David Selzer is a writer of poetry, prose fiction, screenplays and stage plays. He embraces digital platforms to share his work of more than fifty years… READ MORE


  • AMONG THE TRUMPETS

    A committee of eight Hebrew scholars –

    politically balanced between high church

    and puritan – produced in Cambridge

    University four hundred years ago,

    what Tennyson called ‘the greatest poem’,

    the King James’ version of The Book of Job.

    They were not paid but promised possible

    preferment – essential for some comfort

    in the church and the groves of academe

    of a country racked by civil strife.

     

    Their contribution to the new monarch’s

    pursuit of national unity

    was ten books: from Chronicles – ‘These are the sons

    of Israel…’ – to The Song of Solomon –

    ‘Let him kiss me with the kisses

    of his mouth.’ The Book of Job was the sixth.

     

    Imagine a committee of divines,

    an octet of cloistered pedants producing

    not a camel but a steed that ‘saith

    among the trumpets, Ha, ha; and he

    smelleth the battle afar off, the

    thunder of the captains, and the shouting…’

     

     

     

    Note: the poem was first published on the site in November 2015.

     


    One response to “AMONG THE TRUMPETS”


    1. John+Huddart Avatar
      John+Huddart

      How I missed this in 2015, I don’t know!
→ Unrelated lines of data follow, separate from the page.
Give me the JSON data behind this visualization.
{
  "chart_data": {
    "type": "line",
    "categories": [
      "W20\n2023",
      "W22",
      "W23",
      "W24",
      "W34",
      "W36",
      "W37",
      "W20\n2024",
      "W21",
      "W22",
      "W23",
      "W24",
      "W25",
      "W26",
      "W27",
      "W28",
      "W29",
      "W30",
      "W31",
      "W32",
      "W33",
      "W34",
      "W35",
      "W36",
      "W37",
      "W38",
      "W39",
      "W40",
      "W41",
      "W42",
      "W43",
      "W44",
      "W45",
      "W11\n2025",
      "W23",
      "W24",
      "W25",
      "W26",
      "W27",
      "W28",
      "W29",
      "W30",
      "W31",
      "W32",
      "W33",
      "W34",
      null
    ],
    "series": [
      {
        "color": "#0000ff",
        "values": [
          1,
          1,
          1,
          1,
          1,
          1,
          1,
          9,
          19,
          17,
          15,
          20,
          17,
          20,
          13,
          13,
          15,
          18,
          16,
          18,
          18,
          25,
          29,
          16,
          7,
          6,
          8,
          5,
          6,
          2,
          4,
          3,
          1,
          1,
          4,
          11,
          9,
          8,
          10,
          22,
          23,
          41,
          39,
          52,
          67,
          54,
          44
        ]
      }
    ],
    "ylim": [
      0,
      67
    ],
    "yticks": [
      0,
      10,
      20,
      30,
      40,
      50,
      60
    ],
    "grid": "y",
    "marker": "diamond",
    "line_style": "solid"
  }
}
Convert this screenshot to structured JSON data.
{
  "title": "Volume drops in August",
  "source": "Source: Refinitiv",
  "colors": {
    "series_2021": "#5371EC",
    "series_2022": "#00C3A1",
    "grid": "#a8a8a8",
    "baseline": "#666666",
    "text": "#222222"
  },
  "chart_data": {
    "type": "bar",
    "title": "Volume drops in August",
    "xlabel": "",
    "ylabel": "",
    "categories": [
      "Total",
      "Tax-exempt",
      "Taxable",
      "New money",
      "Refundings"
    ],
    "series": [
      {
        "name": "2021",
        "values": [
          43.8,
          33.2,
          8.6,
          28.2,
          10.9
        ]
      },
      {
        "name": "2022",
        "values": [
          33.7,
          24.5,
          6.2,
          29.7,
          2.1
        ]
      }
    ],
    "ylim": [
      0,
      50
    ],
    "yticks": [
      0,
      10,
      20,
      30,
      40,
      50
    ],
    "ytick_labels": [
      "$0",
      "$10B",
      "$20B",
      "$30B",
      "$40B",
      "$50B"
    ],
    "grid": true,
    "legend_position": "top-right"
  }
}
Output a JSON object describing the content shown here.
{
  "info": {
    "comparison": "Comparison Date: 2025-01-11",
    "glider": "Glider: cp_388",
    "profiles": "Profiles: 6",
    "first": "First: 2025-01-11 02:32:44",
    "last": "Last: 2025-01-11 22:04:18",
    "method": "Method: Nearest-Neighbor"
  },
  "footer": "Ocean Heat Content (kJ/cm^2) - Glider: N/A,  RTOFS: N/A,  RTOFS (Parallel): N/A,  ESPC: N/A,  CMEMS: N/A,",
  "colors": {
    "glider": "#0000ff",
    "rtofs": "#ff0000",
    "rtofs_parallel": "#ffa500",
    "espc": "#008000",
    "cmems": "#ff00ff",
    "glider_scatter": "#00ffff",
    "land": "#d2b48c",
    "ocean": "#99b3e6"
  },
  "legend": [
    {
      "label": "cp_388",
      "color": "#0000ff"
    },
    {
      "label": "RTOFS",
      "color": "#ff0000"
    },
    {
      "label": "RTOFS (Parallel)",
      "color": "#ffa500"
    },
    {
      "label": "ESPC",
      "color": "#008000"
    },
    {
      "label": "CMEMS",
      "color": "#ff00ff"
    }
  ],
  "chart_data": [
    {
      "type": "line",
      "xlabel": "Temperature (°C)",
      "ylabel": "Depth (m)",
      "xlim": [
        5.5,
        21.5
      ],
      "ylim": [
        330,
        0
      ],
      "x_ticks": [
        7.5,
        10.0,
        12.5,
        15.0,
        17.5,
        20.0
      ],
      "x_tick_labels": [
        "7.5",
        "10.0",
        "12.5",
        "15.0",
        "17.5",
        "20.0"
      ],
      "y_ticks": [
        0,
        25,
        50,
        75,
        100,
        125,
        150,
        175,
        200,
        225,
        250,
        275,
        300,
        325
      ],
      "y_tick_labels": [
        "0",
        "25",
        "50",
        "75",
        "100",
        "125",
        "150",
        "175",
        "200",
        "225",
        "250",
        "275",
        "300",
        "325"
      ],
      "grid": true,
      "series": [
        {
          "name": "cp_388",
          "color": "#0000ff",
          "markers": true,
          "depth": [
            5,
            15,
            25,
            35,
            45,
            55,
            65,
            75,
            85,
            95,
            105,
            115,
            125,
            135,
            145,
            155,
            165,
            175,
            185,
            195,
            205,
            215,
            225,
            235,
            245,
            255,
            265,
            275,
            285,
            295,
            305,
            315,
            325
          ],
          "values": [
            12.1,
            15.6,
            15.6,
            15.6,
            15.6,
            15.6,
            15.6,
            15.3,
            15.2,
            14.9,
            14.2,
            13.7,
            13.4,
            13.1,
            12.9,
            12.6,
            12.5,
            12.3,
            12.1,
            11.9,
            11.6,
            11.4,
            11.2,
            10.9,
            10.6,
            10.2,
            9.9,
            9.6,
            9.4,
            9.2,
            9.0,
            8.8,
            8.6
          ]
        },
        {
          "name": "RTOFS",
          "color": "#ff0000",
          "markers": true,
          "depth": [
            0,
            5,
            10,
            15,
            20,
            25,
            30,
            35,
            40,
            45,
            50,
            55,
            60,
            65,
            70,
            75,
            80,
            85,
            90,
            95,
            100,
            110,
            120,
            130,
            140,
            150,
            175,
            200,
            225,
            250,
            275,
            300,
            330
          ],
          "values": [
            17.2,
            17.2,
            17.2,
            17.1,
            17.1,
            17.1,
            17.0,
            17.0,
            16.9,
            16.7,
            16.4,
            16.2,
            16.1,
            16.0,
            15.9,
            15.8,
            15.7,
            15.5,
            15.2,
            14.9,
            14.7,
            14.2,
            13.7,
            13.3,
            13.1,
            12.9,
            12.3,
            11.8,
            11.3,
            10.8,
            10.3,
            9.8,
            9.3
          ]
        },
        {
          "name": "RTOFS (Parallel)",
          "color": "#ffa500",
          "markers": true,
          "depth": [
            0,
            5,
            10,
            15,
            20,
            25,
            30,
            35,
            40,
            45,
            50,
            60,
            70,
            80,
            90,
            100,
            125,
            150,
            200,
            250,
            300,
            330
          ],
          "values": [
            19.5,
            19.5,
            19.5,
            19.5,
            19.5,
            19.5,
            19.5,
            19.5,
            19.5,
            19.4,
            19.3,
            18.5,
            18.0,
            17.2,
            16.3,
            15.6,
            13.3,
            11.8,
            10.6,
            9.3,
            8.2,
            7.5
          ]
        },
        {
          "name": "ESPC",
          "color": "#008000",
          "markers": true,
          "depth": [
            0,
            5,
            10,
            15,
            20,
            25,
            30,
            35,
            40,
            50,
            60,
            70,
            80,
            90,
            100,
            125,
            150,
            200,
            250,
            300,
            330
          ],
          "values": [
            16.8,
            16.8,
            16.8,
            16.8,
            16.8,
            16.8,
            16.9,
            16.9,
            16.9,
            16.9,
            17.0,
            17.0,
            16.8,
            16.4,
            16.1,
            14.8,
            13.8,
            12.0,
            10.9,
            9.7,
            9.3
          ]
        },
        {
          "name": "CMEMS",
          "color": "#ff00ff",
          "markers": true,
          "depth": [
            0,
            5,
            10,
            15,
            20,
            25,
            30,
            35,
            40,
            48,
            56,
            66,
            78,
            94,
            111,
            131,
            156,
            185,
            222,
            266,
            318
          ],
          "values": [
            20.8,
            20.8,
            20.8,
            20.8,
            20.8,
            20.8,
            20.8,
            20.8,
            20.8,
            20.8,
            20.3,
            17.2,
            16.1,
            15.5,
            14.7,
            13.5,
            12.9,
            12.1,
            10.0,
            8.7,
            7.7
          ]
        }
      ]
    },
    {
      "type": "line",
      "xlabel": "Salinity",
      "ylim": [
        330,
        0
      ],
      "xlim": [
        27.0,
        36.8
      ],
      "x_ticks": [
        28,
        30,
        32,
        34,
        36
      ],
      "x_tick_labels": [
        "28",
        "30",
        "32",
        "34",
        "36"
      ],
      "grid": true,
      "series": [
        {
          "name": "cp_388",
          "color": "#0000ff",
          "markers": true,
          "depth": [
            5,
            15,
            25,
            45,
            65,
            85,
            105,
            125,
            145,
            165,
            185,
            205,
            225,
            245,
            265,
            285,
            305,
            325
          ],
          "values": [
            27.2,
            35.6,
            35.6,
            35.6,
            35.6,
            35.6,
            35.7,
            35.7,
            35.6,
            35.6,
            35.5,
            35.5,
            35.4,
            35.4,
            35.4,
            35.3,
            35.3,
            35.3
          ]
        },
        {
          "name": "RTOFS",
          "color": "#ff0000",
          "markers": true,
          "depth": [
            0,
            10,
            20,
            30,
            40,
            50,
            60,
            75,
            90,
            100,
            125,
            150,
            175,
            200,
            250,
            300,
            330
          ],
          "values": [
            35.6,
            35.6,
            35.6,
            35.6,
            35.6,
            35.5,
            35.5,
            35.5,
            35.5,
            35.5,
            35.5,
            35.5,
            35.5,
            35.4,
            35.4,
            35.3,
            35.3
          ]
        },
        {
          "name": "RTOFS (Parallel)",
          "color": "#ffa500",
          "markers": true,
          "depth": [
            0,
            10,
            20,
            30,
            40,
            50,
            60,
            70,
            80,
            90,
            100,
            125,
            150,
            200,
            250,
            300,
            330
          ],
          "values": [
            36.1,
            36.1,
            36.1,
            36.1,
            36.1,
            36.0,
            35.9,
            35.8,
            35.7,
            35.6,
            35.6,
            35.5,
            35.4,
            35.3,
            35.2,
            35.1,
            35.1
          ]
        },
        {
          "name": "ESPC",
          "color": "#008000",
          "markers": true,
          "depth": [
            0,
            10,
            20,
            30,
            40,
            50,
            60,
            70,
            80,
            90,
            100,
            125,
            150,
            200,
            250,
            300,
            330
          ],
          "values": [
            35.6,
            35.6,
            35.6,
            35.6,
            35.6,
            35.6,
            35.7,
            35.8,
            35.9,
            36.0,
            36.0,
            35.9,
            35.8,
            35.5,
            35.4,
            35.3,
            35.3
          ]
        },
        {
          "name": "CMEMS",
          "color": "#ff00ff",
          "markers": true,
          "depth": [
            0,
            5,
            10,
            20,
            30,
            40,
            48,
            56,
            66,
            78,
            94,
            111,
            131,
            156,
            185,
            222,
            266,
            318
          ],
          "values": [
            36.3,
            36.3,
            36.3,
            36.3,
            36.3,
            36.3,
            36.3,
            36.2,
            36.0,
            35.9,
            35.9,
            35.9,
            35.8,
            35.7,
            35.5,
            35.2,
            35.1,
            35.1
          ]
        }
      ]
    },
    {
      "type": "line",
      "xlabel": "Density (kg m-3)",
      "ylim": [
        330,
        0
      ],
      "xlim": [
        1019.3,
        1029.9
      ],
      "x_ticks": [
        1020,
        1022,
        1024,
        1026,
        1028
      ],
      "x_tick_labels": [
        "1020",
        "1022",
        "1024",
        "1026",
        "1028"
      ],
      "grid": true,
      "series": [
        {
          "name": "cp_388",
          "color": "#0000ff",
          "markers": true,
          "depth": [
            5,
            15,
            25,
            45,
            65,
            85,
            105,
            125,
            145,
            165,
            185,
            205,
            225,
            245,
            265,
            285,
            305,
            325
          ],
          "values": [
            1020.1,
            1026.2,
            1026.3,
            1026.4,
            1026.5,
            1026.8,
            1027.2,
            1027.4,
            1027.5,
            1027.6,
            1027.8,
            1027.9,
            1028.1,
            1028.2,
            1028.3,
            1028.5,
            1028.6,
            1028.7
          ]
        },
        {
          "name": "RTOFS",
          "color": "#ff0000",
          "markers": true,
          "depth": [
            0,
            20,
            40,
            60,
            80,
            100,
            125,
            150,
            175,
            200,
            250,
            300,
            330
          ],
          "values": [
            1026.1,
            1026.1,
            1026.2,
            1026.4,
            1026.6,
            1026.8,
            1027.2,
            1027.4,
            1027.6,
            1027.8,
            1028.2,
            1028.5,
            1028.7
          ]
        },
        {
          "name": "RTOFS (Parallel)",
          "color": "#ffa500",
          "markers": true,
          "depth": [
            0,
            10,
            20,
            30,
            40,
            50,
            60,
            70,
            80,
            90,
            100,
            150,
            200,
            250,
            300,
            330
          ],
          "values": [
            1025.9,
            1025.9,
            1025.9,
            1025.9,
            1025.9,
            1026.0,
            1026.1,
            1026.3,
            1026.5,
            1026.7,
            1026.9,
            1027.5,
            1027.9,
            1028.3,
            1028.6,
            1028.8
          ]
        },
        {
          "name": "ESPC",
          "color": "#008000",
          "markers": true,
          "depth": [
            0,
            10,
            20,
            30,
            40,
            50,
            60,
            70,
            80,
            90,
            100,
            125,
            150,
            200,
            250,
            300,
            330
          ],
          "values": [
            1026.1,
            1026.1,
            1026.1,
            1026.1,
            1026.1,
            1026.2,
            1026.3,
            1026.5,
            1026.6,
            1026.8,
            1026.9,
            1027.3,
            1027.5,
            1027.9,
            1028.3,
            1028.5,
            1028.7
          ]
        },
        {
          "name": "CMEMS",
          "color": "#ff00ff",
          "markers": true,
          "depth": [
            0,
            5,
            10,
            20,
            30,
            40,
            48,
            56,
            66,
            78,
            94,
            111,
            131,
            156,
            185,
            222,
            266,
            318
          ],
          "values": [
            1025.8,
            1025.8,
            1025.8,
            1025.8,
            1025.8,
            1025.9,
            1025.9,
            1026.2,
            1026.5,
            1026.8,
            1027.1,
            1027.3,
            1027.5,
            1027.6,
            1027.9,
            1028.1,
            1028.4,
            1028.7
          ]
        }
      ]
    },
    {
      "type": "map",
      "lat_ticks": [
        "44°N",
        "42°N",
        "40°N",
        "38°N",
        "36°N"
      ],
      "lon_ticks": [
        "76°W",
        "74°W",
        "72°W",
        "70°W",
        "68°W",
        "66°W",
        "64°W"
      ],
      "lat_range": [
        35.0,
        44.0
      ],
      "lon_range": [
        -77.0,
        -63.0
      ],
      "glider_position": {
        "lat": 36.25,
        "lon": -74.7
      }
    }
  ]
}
There is a brilliant radio play by David Pownall on the same theme, called ‘Dreams and Censorship’. To digress, with the BBC under threat yet again from the Tories who would steal it and flog it off, I wonder what would happen to that priceless radio archive? Some of it creeps onto BBC Sounds, but with no license fee, presumably this would start, like the smile on the Cheshire cat, to gradually disappear.
      Your poetry would be then one of the few places left to seek solace and erudition. As in this gem, here!